Q&A: Bill Rasmussen on founding ESPN
ESPN co-founder Bill Rasmussen told the story of his entrepreneurial success and how his network has shaped the sports landscape to students and faculty at the Memorial Union on Thursday.
Prior to taking the podium, Rasmussen sat down with The State Press to talk about ESPN’s place in television history and offer advice for future generations of entrepreneurs.
The State Press: What was the vision you had for ESPN when it first went on the air in 1979?
Bill Rasmussen: The message we had back then is the same message we have today. We promise sports 24 hours a day for the fans. Sports back in those days only had about 1,400 hours of airtime between the big three networks. They only did about 25 football games each year, and that was it. We wanted to do as many different sports for as many different people as possible around the clock. That was the premise then and today on the back of each employee’s card. That mission statement is six words: To serve sports fans anytime, anywhere.
SP: After ESPN launched in 1979, was there a specific moment in which you realized that it would be successful, or was it a gradual realization that you had something special with ESPN?
BR: It was certainly a panic-driven process for the first seven months, but then we came to the basketball playoffs that today are March Madness.
Back then, it was just the NCAA championship. It was back during the 1979-80 season when there was only a 32-team field. We said to the NCAA that we’d show every game that the networks don’t do. We televised them all when they started the first round that Thursday, and we did the games live when we could, taping them when we couldn’t.
We ran some of those games four, five and six times for promotional purposes. All of a sudden, our subscriber base turned almost straight north. In one month, we picked up five and a half million households. To this day, I think that is the highest month of any single batch of subscribers to a station, ever.
SP: At what age did sports and athletics become important to you?
BR: Around the first grade. I played baseball and softball a lot. I could run and I could field pretty well. I played in my first organized grade when the eighth grade team at my school asked me as a fifth-grader to play with them. I was 50 years old when I was playing in my last league. I umpired for 11 years as well.
SP: When did you realize that you wanted to pursue a career that included bringing the events of the sporting world to the viewing public?
BR: I remember when I was in high school in the late 1940s, there was a presentation by the announcers of the Chicago Cubs and the Chicago White Sox. The place was packed. I thought that if I couldn’t play ball professionally, I could still do something like what those announcers were doing. I was 30 years old when I got my first radio job.
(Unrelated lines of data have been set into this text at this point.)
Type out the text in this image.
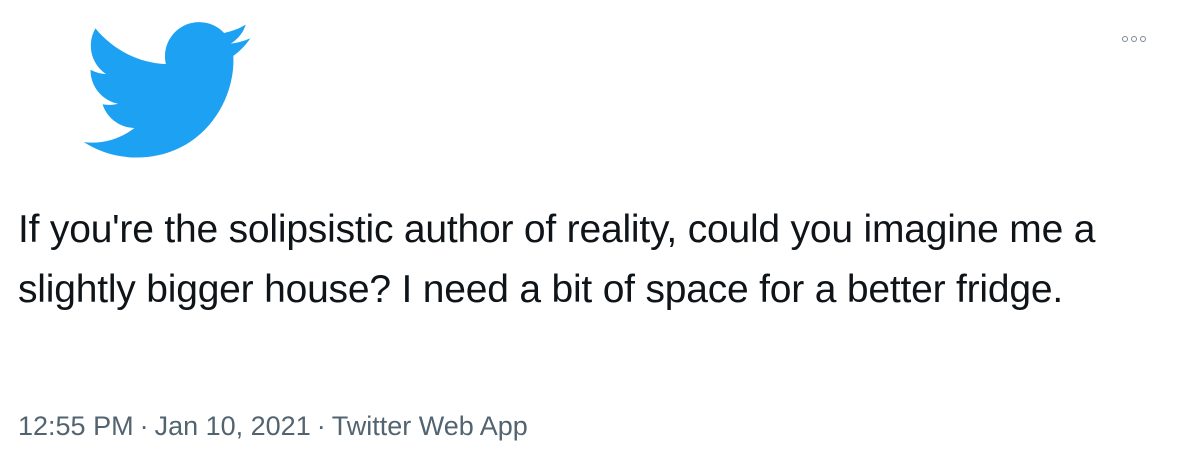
If you're the solipsistic author of reality, could you imagine me a slightly bigger house? I need a bit of space for a better fridge.

12:55 PM · Jan 10, 2021 · Twitter Web App
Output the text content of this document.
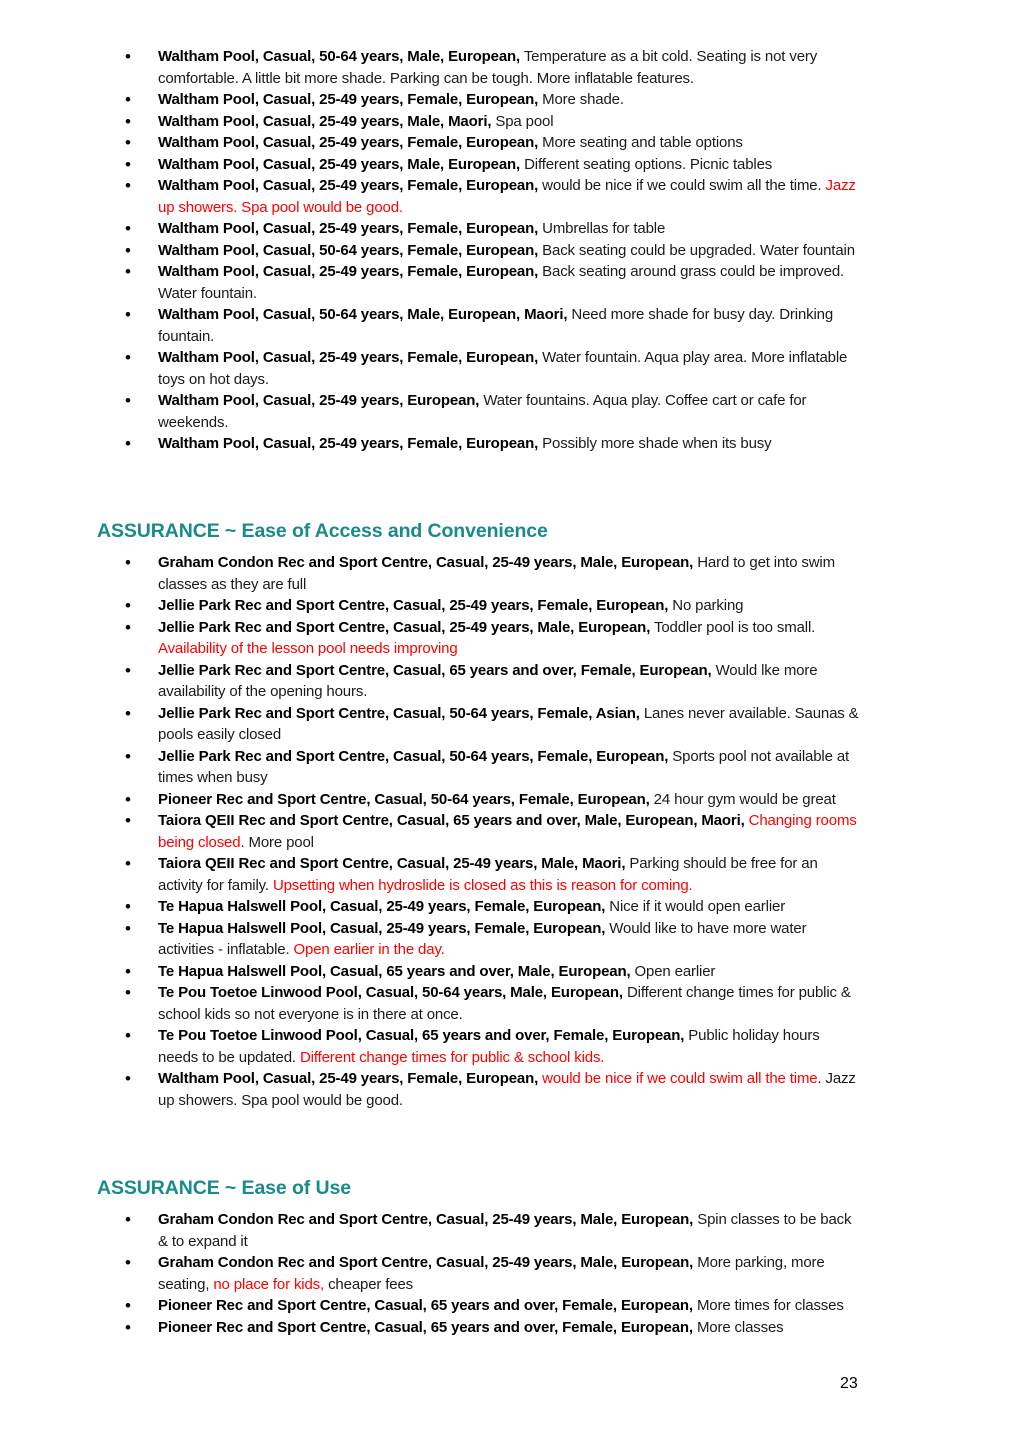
• Waltham Pool, Casual, 50-64 years, Male, European, Temperature as a bit cold. Seating is not very comfortable. A little bit more shade. Parking can be tough. More inflatable features.
• Waltham Pool, Casual, 25-49 years, Female, European, More shade.
• Waltham Pool, Casual, 25-49 years, Male, Maori, Spa pool
• Waltham Pool, Casual, 25-49 years, Female, European, More seating and table options
• Waltham Pool, Casual, 25-49 years, Male, European, Different seating options. Picnic tables
• Waltham Pool, Casual, 25-49 years, Female, European, would be nice if we could swim all the time. Jazz up showers. Spa pool would be good.
• Waltham Pool, Casual, 25-49 years, Female, European, Umbrellas for table
• Waltham Pool, Casual, 50-64 years, Female, European, Back seating could be upgraded. Water fountain
• Waltham Pool, Casual, 25-49 years, Female, European, Back seating around grass could be improved. Water fountain.
• Waltham Pool, Casual, 50-64 years, Male, European, Maori, Need more shade for busy day. Drinking fountain.
• Waltham Pool, Casual, 25-49 years, Female, European, Water fountain. Aqua play area. More inflatable toys on hot days.
• Waltham Pool, Casual, 25-49 years, European, Water fountains. Aqua play. Coffee cart or cafe for weekends.
• Waltham Pool, Casual, 25-49 years, Female, European, Possibly more shade when its busy
ASSURANCE ~ Ease of Access and Convenience
• Graham Condon Rec and Sport Centre, Casual, 25-49 years, Male, European, Hard to get into swim classes as they are full
• Jellie Park Rec and Sport Centre, Casual, 25-49 years, Female, European, No parking
• Jellie Park Rec and Sport Centre, Casual, 25-49 years, Male, European, Toddler pool is too small. Availability of the lesson pool needs improving
• Jellie Park Rec and Sport Centre, Casual, 65 years and over, Female, European, Would lke more availability of the opening hours.
• Jellie Park Rec and Sport Centre, Casual, 50-64 years, Female, Asian, Lanes never available. Saunas & pools easily closed
• Jellie Park Rec and Sport Centre, Casual, 50-64 years, Female, European, Sports pool not available at times when busy
• Pioneer Rec and Sport Centre, Casual, 50-64 years, Female, European, 24 hour gym would be great
• Taiora QEII Rec and Sport Centre, Casual, 65 years and over, Male, European, Maori, Changing rooms being closed. More pool
• Taiora QEII Rec and Sport Centre, Casual, 25-49 years, Male, Maori, Parking should be free for an activity for family. Upsetting when hydroslide is closed as this is reason for coming.
• Te Hapua Halswell Pool, Casual, 25-49 years, Female, European, Nice if it would open earlier
• Te Hapua Halswell Pool, Casual, 25-49 years, Female, European, Would like to have more water activities - inflatable. Open earlier in the day.
• Te Hapua Halswell Pool, Casual, 65 years and over, Male, European, Open earlier
• Te Pou Toetoe Linwood Pool, Casual, 50-64 years, Male, European, Different change times for public & school kids so not everyone is in there at once.
• Te Pou Toetoe Linwood Pool, Casual, 65 years and over, Female, European, Public holiday hours needs to be updated. Different change times for public & school kids.
• Waltham Pool, Casual, 25-49 years, Female, European, would be nice if we could swim all the time. Jazz up showers. Spa pool would be good.
ASSURANCE ~ Ease of Use
• Graham Condon Rec and Sport Centre, Casual, 25-49 years, Male, European, Spin classes to be back & to expand it
• Graham Condon Rec and Sport Centre, Casual, 25-49 years, Male, European, More parking, more seating, no place for kids, cheaper fees
• Pioneer Rec and Sport Centre, Casual, 65 years and over, Female, European, More times for classes
• Pioneer Rec and Sport Centre, Casual, 65 years and over, Female, European, More classes
23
SP: One of the impressive elements in the evolution of ESPN has been that in previous decades ESPN has managed to maintain its profitability and success even during times of economic downturn. Is there anything having to do with the business aspect of ESPN that you would contribute that resiliency too?
BR: We can attribute that to the fans. They make it work.
Every man and woman who we employ knows that they owe their jobs to the fans.
Sports lovers represent a huge demographic, and it’s the driving force behind what we do — we never ever lose sight of that fact.